In reality, more people are like the woman who told the Associated Press, “I finally caught up on my bills and could go on a bit of a spending spree”—$500 in moderately priced clothes and shoes, and $500 in nonperishable pantry goods. Those nonperishables like ketchup and sugar are telling: This is someone who is still worried about what’s coming. And six in 10 people reported to a Bankrate survey that the $1,400 checks would only last them three months, while one in three said the money wouldn’t last a full month.
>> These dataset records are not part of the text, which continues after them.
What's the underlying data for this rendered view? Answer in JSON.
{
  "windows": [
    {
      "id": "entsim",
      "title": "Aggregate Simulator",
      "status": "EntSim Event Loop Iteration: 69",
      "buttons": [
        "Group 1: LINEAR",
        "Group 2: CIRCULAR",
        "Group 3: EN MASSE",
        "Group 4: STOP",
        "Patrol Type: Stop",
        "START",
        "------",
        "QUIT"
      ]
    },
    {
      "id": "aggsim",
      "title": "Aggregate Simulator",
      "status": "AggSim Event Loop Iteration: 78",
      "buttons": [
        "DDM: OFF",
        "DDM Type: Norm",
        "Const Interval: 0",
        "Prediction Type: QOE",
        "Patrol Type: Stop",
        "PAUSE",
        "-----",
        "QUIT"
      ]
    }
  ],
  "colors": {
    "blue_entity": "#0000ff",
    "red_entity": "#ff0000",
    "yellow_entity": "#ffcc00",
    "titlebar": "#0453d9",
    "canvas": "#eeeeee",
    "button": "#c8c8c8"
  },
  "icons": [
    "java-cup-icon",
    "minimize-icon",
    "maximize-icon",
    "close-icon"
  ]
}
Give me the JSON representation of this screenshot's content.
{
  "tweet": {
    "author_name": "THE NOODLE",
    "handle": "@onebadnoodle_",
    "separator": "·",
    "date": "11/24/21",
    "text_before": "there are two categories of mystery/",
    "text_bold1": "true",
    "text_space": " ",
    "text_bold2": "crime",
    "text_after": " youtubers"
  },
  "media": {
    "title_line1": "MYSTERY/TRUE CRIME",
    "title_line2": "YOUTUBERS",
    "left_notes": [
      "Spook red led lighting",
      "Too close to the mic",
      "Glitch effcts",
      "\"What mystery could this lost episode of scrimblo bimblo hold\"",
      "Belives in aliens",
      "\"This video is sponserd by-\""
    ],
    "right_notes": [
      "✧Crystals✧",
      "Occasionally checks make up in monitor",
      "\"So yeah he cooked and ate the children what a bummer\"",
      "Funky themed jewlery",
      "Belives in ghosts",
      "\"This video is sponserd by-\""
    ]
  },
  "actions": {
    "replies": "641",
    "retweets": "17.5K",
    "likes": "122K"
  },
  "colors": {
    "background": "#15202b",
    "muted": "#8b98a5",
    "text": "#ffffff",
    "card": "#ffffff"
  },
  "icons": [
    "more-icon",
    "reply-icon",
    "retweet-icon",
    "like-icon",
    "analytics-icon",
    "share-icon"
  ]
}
Women in particular, hit hard by the COVID-19 economy, were expecting to use the money to pay for monthly bills and essentials.
Despite the relatively small fraction of the COVID-19 relief money that people were planning on spending on consumer goods, let alone nonessential ones, though, it was enough for that expectations-exceeding retail spending surge. Sporting goods stores were the biggest beneficiaries, with spending spiking by 23.5%. Next came clothing stores, with an 18.3% increase; motor vehicles and parts dealers rose by 15.1%; and restaurants and bars saw a 13.4% increase, with rising vaccination rates likely contributing to people feeling safer going out.
These spending increases could in turn fuel a retail jobs recovery—and in fact, March saw the largest jobs numbers in seven months. That’s not all that matters here, though. This spending represents a moment of rising hopefulness for people who have been scared not just about a deadly virus but about paying the rent or the mortgage and feeding their families. And while Congress only passed one-time relief checks, many families with children will soon start seeing the results of the expanded child tax credit, helping keep them afloat even if the economic recovery takes some time to fully materialize.